I'm back from a few days in one of my favorite places, Rosemary Beach.  This little town on Florida's gulf coast has everything - a cool coffee shop, amazing restaurants, a few great boutiques, and of course, a gorgeous beach!  The greens and blues of the water, the sugar white sand, the crashing of the waves - the sights and sounds of the ocean have always calmed and comforted me.  Every evening we'd walk down to the beach to watch the sunset and marvel at the way the light bathed the water and sand in a rosy, shimmering glow.  And most nights, we'd walk back to the beach after dinner to gaze at the multitude of stars above the dark water.   It's easy for me to forget the minutia of my own life when standing next to the immense, ever changing entity that is an ocean.  It is perspective on the grandest scale of all!

I can admit it now - I was worried that Rosemary would somehow feel different this time around. It was definitely a study in moderation for me, something for which I am not generally known. I took a daily nap to keep up my stamina,  limited my wine consumption, and opted for appetizer size portions for many of my meals.   But I finally realized that the only one who cared how much wine I drank was me, and in the end, I really didn't care that much.  The truth is, I am different than the last time I was there, but so are my friends, so is the town itself.

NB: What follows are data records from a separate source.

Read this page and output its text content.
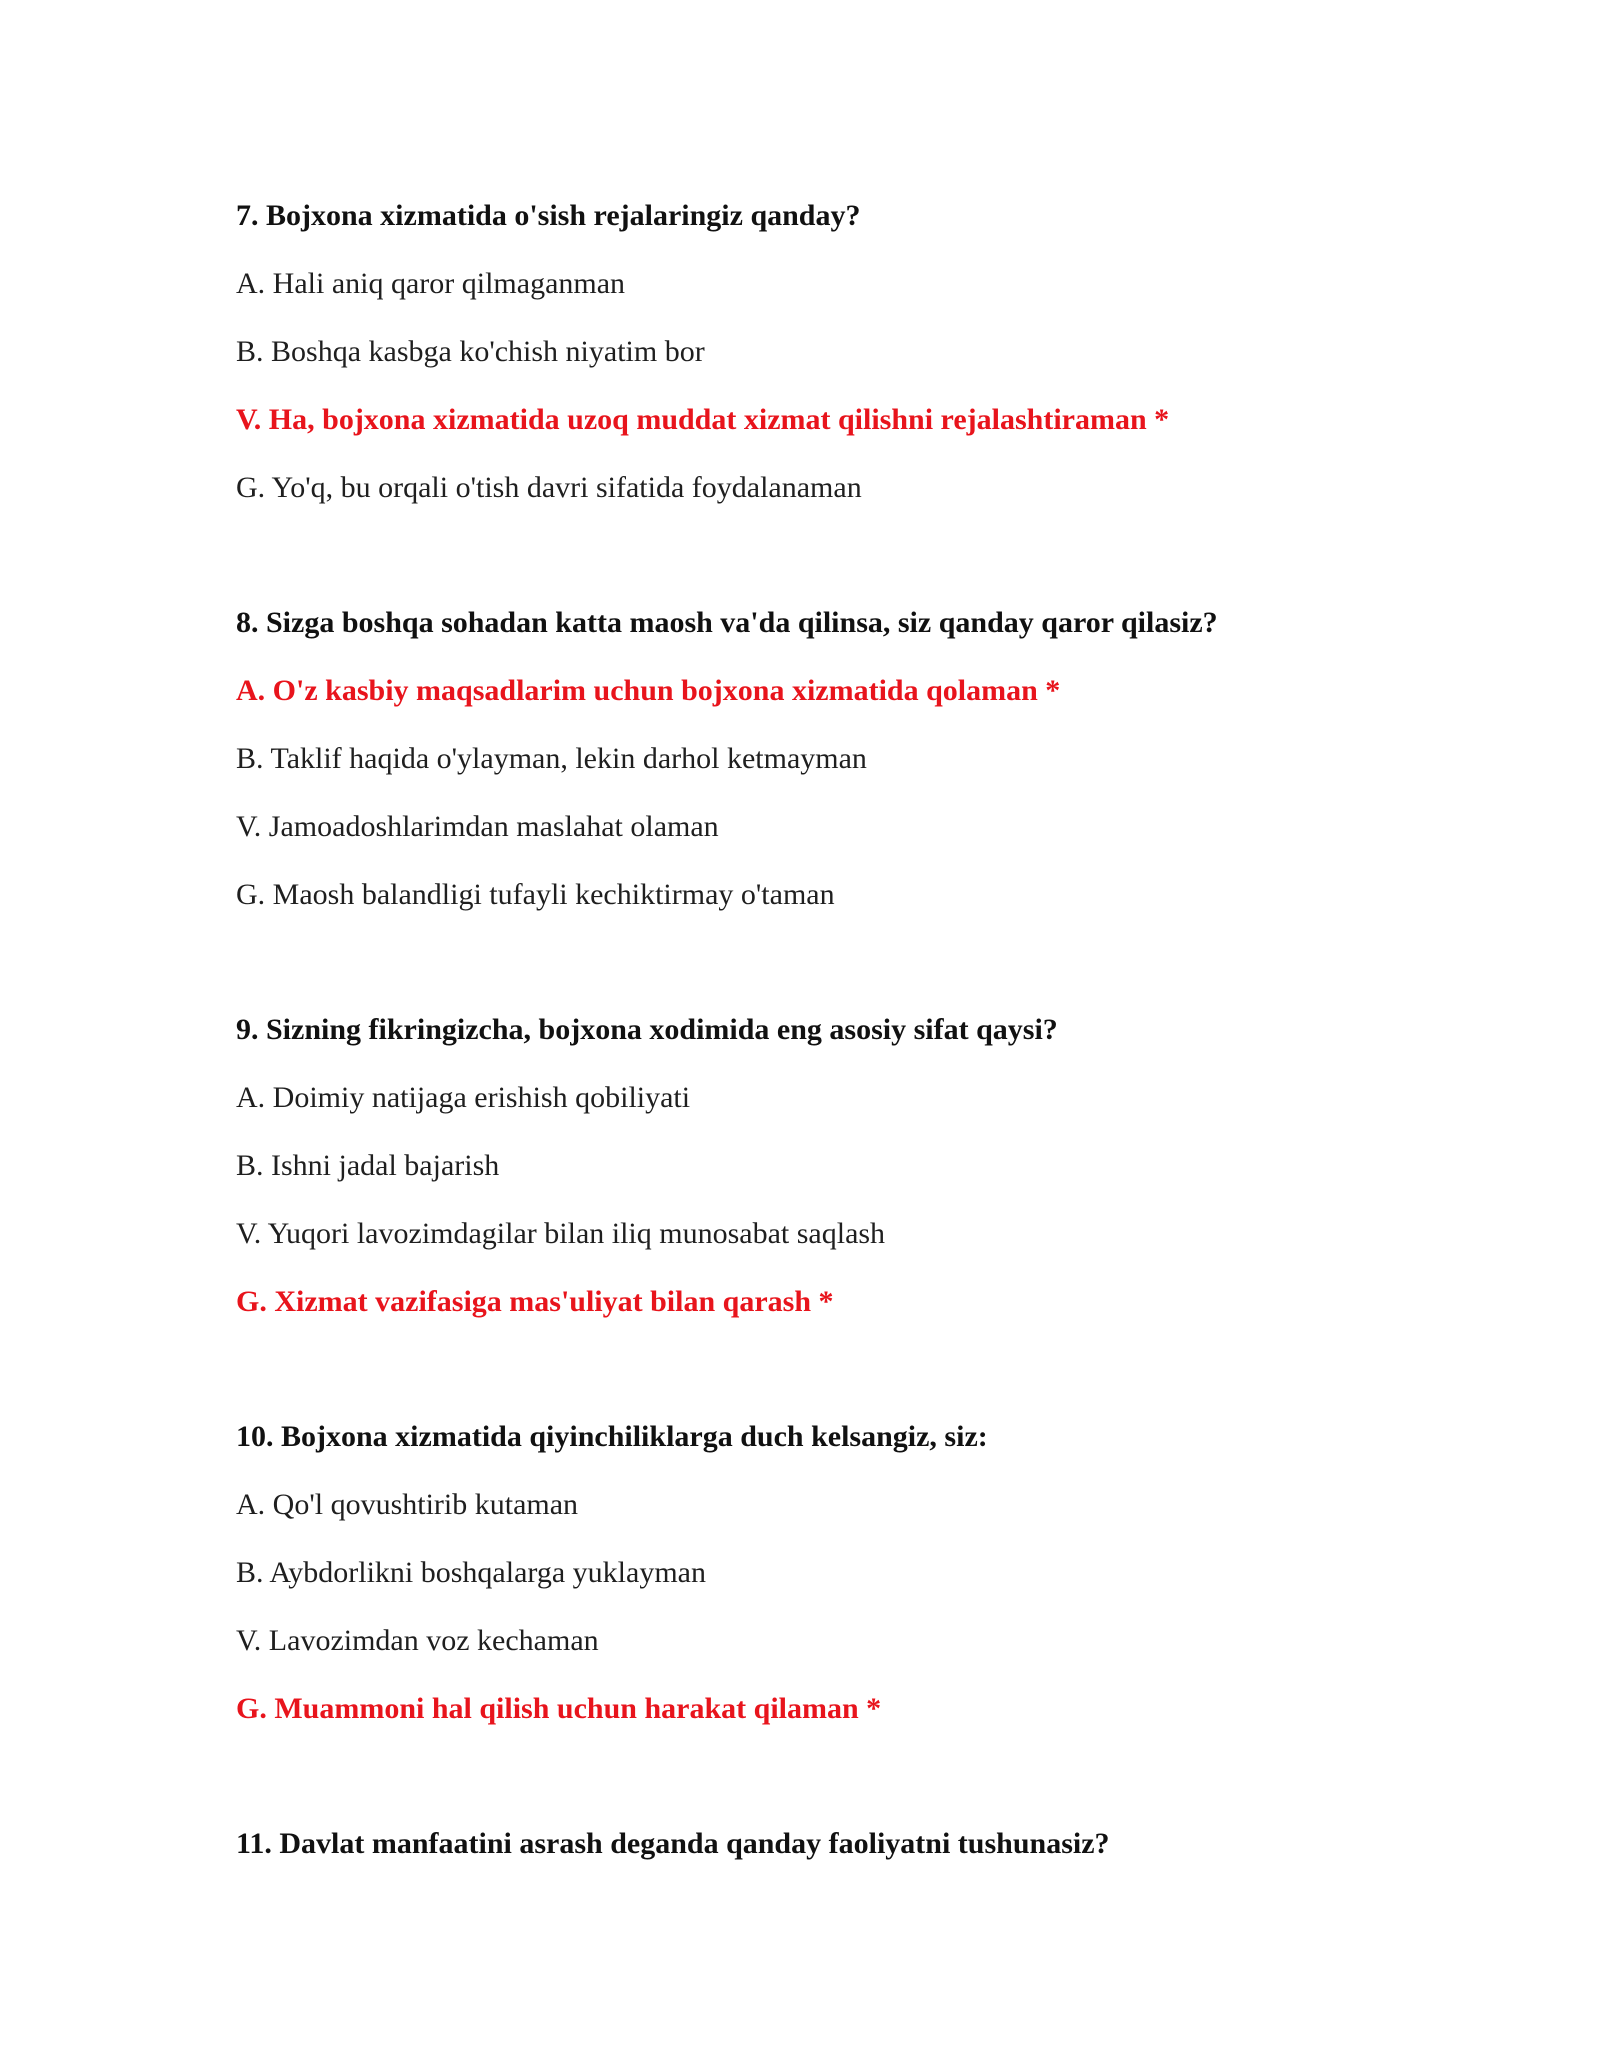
7. Bojxona xizmatida o'sish rejalaringiz qanday?
A. Hali aniq qaror qilmaganman
B. Boshqa kasbga ko'chish niyatim bor
V. Ha, bojxona xizmatida uzoq muddat xizmat qilishni rejalashtiraman *
G. Yo'q, bu orqali o'tish davri sifatida foydalanaman
8. Sizga boshqa sohadan katta maosh va'da qilinsa, siz qanday qaror qilasiz?
A. O'z kasbiy maqsadlarim uchun bojxona xizmatida qolaman *
B. Taklif haqida o'ylayman, lekin darhol ketmayman
V. Jamoadoshlarimdan maslahat olaman
G. Maosh balandligi tufayli kechiktirmay o'taman
9. Sizning fikringizcha, bojxona xodimida eng asosiy sifat qaysi?
A. Doimiy natijaga erishish qobiliyati
B. Ishni jadal bajarish
V. Yuqori lavozimdagilar bilan iliq munosabat saqlash
G. Xizmat vazifasiga mas'uliyat bilan qarash *
10. Bojxona xizmatida qiyinchiliklarga duch kelsangiz, siz:
A. Qo'l qovushtirib kutaman
B. Aybdorlikni boshqalarga yuklayman
V. Lavozimdan voz kechaman
G. Muammoni hal qilish uchun harakat qilaman *
11. Davlat manfaatini asrash deganda qanday faoliyatni tushunasiz?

My "moderation vacation" was actually pretty wonderful. The weather was perfect, every meal was better than the last and I read two great books.  And each evening when I watched the sunset over the gulf, I did so in the company of four smart, funny and compassionate friends.  We're already looking at houses for our next trip to this special place, whenever that might be.   In the meantime, I'll treasure my memories of surf, sand and laughter.

Thursday, May 1, 2014

C is for Coleridge


In my first semester of college freshman English we read Ars Poetica by Archibald MacLeish, and I distinctly remember our professor reading the line "Silent as the sleeve-worn stone of casement ledges where the moss has grown".  The class grew quiet and watched as he stepped over to the window, and with a far-away look in his eyes, ran his fingers over the ledge.  It was such a simple gesture, but that line, that poem, and poetry in general came alive for me that day.  I devoured works by 20th century writers like Eliot and Frost, but, oh, the poets of the Romantic and Victorian periods spoke to me!  My favorite poem is Ulysses by Tennyson, and his words resonate in a new and more meaningful way than ever before:

We are not now that strength which in old days
Moved earth and heaven, that which we are, we are;
One equal temper of heroic hearts,
Made weak by time and fate, but strong in will
To strive, to seek, to find, and not to yield.

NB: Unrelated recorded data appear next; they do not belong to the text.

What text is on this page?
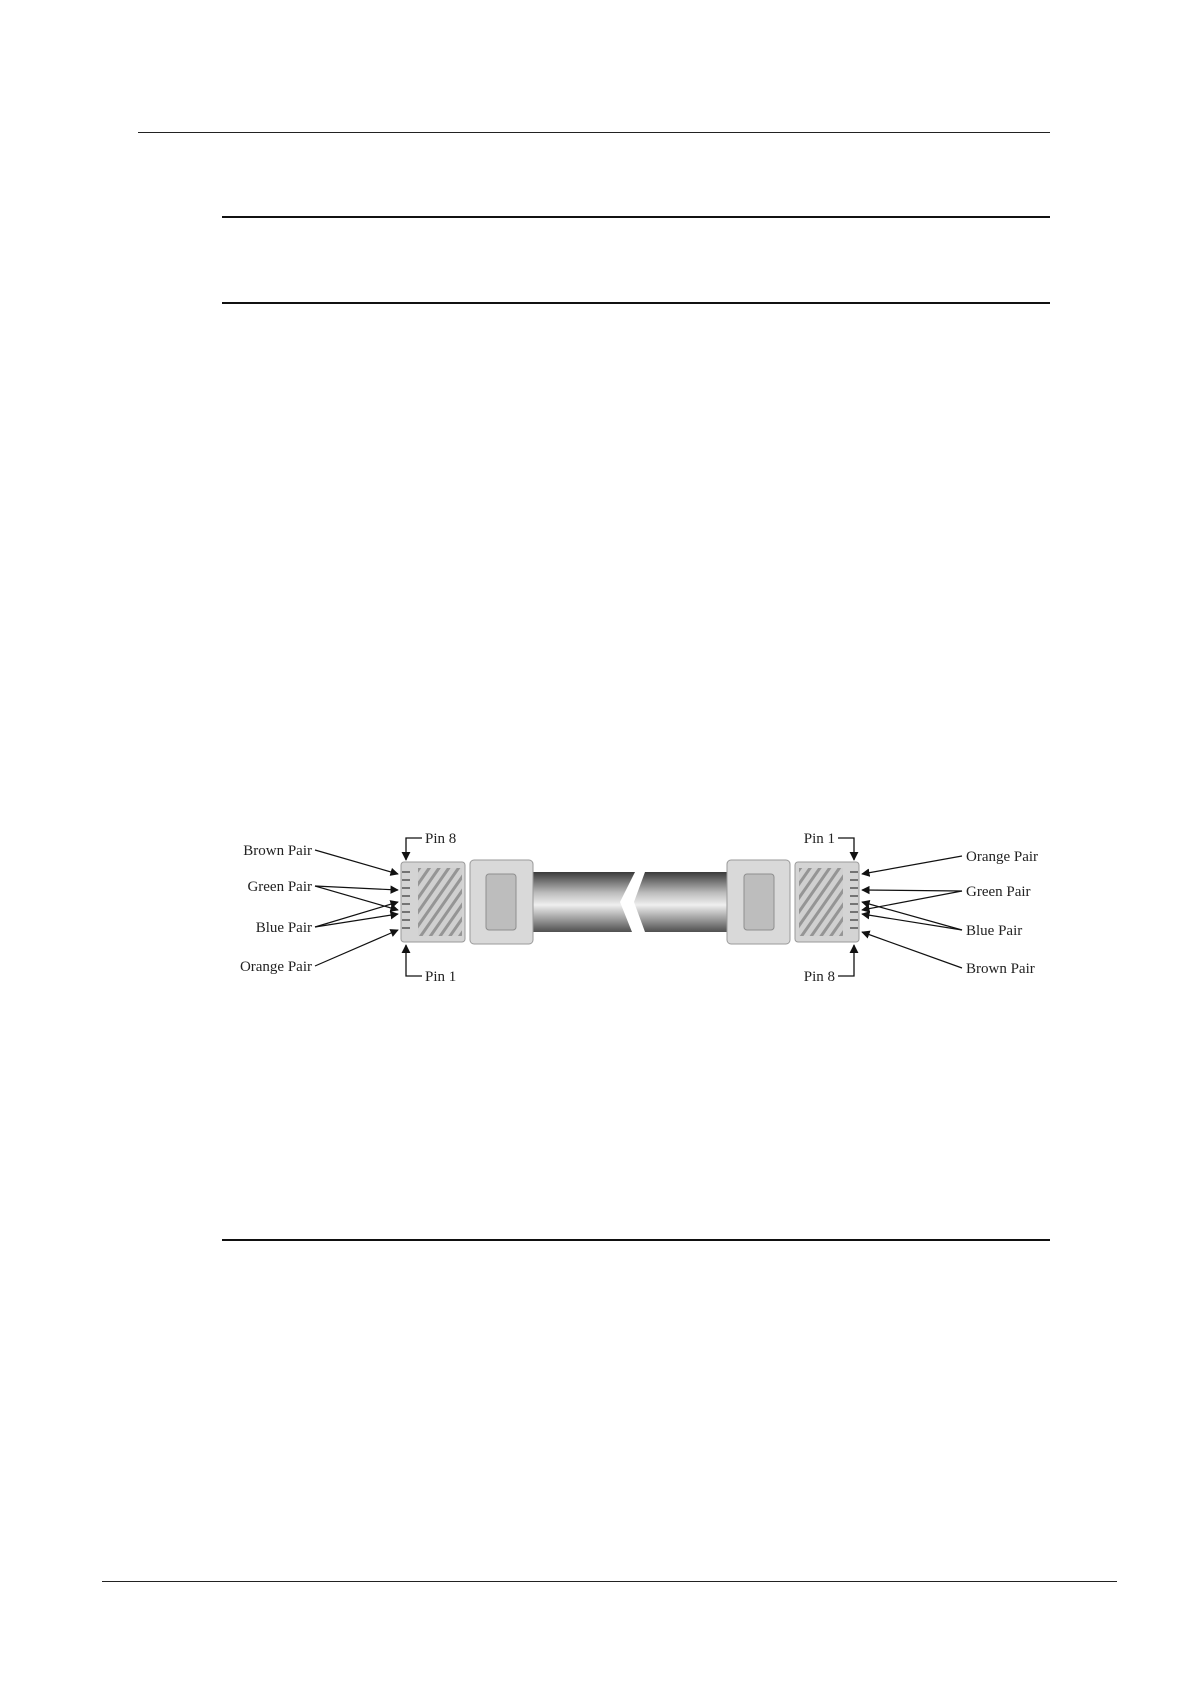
Pin 8
Pin 1
Brown Pair
Green Pair
Blue Pair
Orange Pair
Pin 1
Pin 8
Orange Pair
Green Pair
Blue Pair
Brown Pair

After my Dad's cancer diagnosis, he told me that three things were helping him cope - his love of God, his love of family, and his love of poetry.  I've sat with him through several rounds of chemo which can last up to 5 hours.  His favorite poet is Keats, so on one of those long days in the infusion room I googled my Dad's favorite poems by Keats on my iPad and read them aloud.   Then I googled some of my favorite poems and read those aloud, too.  There is beauty and power in poetry, which I had forgotten, and a really long, tiring day became a little bit brighter. After years of being "too busy", I've started to slowly rediscover and enjoy poetry again.

We're all fighting a demon, and for my Dad and me, that demon is cancer.  We often quote the lines below, as a reminder that we have control over our attitude and tenacity in that fight.  So I close this post in honor of my Dad, with the words of Dylan Thomas:

And you, my father, there on the sad height, 
Curse, bless, me now with your fierce tears, I pray.  
Do not go gentle into that good night.  
Rage, rage against the dying of the light.